Shimon the Rapper: A Real-Time System for Human-Robot Interactive Rap Battles
This work addresses interactive vocal music generation for entertainment, but it is incremental as it builds on prior real-time music systems by extending them to vocal contexts.
The paper tackles real-time lyrical improvisation for human-robot rap battles by developing a system that analyzes human vocal input and generates rapped responses with synchronized gestures, achieving positive user perceptions and higher ratings for coherence and rhyme quality when trained on a hip-hop dataset compared to a metal one.

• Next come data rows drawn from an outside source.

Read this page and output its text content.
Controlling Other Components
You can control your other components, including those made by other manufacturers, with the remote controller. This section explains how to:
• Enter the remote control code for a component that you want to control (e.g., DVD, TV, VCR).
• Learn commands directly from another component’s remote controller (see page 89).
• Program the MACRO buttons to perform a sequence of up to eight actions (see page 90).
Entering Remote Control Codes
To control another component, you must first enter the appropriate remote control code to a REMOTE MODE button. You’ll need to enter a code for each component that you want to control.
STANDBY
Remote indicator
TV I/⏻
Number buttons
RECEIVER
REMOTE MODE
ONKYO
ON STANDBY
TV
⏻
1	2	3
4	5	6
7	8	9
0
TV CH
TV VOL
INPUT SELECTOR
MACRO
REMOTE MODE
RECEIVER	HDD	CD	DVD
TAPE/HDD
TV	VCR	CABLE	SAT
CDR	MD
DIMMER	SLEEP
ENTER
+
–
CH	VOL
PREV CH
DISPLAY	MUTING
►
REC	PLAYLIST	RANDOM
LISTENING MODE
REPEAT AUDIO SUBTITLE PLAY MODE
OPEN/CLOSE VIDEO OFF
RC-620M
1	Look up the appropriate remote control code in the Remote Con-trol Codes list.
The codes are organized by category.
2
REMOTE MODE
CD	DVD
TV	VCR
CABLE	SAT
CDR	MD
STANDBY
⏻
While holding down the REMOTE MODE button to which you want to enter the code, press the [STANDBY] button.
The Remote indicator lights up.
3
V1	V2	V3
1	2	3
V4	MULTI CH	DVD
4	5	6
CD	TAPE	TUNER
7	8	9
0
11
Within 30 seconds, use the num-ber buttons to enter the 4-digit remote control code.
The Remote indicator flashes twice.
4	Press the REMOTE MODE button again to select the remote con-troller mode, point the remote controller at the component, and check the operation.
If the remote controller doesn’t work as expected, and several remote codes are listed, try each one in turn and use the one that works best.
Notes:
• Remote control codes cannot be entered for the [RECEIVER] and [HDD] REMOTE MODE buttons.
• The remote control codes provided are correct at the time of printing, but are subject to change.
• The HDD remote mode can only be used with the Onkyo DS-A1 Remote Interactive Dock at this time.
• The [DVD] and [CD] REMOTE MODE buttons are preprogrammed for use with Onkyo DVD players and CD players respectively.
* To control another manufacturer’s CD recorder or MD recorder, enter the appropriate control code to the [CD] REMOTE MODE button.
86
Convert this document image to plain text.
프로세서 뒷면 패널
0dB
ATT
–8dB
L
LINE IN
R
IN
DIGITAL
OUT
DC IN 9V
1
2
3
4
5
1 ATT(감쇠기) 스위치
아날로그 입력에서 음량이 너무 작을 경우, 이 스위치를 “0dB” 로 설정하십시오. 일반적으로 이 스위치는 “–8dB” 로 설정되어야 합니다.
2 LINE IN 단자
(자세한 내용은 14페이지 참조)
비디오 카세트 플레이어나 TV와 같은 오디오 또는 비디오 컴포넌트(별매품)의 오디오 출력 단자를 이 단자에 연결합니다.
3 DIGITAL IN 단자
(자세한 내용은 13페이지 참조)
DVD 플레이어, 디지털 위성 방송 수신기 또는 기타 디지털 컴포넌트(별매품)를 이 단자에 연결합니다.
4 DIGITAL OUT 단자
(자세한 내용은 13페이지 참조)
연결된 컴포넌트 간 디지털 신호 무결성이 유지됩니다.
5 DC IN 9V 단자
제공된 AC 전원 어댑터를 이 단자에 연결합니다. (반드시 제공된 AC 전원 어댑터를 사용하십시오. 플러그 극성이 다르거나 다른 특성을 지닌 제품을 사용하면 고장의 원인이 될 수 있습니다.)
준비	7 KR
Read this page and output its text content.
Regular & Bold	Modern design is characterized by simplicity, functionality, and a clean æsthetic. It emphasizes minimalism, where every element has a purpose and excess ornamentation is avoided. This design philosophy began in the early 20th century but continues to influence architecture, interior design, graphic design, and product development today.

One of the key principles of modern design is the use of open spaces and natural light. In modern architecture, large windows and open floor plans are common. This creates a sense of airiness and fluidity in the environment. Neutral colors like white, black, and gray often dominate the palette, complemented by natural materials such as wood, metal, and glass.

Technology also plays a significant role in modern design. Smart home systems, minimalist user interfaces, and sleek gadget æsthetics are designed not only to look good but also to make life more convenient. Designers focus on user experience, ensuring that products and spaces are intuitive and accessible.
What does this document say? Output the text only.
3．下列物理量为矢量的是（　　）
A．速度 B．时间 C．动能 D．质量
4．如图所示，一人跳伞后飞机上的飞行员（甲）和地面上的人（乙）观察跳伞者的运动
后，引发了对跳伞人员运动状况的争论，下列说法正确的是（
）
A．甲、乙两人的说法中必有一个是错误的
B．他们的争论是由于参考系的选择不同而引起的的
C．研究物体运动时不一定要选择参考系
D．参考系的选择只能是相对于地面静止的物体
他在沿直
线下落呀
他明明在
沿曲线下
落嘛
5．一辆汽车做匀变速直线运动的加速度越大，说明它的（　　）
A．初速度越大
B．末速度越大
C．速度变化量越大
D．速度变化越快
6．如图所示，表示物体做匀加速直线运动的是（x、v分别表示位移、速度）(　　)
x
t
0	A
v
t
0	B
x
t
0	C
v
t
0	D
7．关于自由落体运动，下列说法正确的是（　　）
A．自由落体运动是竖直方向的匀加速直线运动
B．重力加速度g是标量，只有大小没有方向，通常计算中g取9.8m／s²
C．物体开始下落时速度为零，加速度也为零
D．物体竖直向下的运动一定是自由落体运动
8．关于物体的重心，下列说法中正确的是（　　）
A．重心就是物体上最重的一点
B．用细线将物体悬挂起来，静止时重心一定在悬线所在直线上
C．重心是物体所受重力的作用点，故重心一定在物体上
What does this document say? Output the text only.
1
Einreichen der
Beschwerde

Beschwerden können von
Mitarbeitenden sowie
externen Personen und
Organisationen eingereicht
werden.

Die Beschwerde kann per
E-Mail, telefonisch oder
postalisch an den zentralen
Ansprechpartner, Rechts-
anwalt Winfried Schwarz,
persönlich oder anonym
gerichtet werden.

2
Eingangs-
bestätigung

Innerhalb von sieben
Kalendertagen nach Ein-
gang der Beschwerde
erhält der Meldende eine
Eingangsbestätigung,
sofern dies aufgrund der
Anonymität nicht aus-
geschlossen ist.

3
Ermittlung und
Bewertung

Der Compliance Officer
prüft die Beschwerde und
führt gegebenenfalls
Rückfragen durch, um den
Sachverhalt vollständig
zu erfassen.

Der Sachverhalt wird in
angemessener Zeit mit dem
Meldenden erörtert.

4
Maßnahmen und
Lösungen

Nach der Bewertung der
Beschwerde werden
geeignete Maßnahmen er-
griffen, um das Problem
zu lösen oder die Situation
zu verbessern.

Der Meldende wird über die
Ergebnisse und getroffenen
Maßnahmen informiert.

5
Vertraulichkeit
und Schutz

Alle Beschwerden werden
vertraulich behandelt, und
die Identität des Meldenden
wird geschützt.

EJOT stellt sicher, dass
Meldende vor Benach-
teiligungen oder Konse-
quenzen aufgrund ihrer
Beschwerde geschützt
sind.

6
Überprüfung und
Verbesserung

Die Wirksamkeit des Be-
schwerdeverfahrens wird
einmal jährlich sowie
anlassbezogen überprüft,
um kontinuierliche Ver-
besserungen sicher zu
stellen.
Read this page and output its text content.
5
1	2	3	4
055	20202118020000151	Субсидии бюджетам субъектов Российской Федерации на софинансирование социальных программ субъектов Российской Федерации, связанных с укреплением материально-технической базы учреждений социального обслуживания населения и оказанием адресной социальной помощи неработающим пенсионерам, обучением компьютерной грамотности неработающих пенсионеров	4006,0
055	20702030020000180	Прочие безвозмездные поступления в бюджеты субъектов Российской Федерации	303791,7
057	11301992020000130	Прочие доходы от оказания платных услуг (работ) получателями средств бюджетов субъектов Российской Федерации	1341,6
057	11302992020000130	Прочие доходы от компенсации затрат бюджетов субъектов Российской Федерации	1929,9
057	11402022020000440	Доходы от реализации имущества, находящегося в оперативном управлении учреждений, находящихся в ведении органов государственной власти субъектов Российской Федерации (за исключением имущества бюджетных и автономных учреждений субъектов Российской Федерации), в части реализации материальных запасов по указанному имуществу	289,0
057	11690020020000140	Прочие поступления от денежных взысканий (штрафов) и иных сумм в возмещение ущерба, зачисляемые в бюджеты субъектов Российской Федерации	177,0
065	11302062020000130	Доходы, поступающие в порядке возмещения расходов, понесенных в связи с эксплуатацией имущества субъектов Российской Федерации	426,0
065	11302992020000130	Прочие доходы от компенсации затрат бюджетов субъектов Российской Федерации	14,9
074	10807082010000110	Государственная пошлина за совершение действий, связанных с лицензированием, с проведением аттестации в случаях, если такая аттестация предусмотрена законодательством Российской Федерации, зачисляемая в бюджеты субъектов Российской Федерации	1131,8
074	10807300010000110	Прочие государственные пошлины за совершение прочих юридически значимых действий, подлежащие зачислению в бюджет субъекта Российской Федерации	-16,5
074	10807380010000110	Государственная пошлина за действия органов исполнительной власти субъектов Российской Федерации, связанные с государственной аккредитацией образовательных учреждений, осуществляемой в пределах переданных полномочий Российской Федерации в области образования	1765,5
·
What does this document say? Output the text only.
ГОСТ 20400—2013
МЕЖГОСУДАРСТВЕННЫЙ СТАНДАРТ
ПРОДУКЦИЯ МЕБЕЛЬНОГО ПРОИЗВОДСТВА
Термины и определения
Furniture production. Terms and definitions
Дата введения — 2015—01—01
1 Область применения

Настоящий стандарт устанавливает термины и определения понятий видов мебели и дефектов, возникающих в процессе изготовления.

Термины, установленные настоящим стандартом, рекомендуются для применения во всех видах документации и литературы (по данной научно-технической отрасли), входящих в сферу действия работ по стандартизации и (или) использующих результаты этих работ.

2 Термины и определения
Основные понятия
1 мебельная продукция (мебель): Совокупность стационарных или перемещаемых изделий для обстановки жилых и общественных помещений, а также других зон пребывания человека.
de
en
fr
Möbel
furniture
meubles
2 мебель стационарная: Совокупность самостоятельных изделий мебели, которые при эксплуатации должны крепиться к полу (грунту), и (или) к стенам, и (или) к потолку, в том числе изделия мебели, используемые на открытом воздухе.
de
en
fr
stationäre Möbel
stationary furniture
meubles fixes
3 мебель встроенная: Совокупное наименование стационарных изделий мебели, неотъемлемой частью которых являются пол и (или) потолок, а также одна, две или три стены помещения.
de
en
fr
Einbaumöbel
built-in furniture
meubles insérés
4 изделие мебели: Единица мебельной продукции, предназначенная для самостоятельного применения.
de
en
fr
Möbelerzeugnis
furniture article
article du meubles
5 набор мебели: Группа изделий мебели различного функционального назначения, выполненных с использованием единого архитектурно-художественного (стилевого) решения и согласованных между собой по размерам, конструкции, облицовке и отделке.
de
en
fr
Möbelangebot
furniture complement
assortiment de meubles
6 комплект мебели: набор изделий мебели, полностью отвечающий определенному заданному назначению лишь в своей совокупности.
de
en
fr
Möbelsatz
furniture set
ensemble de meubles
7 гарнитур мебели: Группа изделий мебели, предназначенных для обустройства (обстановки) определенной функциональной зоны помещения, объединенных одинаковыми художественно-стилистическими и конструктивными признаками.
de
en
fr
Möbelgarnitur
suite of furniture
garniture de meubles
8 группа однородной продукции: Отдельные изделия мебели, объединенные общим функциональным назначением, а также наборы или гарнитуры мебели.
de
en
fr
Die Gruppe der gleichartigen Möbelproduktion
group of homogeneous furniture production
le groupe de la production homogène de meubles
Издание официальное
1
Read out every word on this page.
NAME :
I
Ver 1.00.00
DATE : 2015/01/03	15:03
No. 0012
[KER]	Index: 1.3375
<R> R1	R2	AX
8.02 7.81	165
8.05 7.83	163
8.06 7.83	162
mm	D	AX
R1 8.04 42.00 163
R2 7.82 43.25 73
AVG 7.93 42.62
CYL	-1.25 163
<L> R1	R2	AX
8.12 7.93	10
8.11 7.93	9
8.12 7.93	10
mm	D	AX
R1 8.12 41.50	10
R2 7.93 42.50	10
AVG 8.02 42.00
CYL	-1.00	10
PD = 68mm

We present a system for real-time lyrical improvisation between a human and a robot in the style of hip hop. Our system takes vocal input from a human rapper, analyzes the semantic meaning, and generates a response that is rapped back by a robot over a musical groove. Previous work with real-time interactive music systems has largely focused on instrumental output, and vocal interactions with robots have been explored, but not in a musical context. Our generative system includes custom methods for censorship, voice, rhythm, rhyming and a novel deep learning pipeline based on phoneme embeddings. The rap performances are accompanied by synchronized robotic gestures and mouth movements. Key technical challenges that were overcome in the system are developing rhymes, performing with low-latency and dataset censorship. We evaluated several aspects of the system through a survey of videos and sample text output. Analysis of comments showed that the overall perception of the system was positive. The model trained on our hip hop dataset was rated significantly higher than our metal dataset in coherence, rhyme quality, and enjoyment. Participants preferred outputs generated by a given input phrase over outputs generated from unknown keywords, indicating that the system successfully relates its output to its input.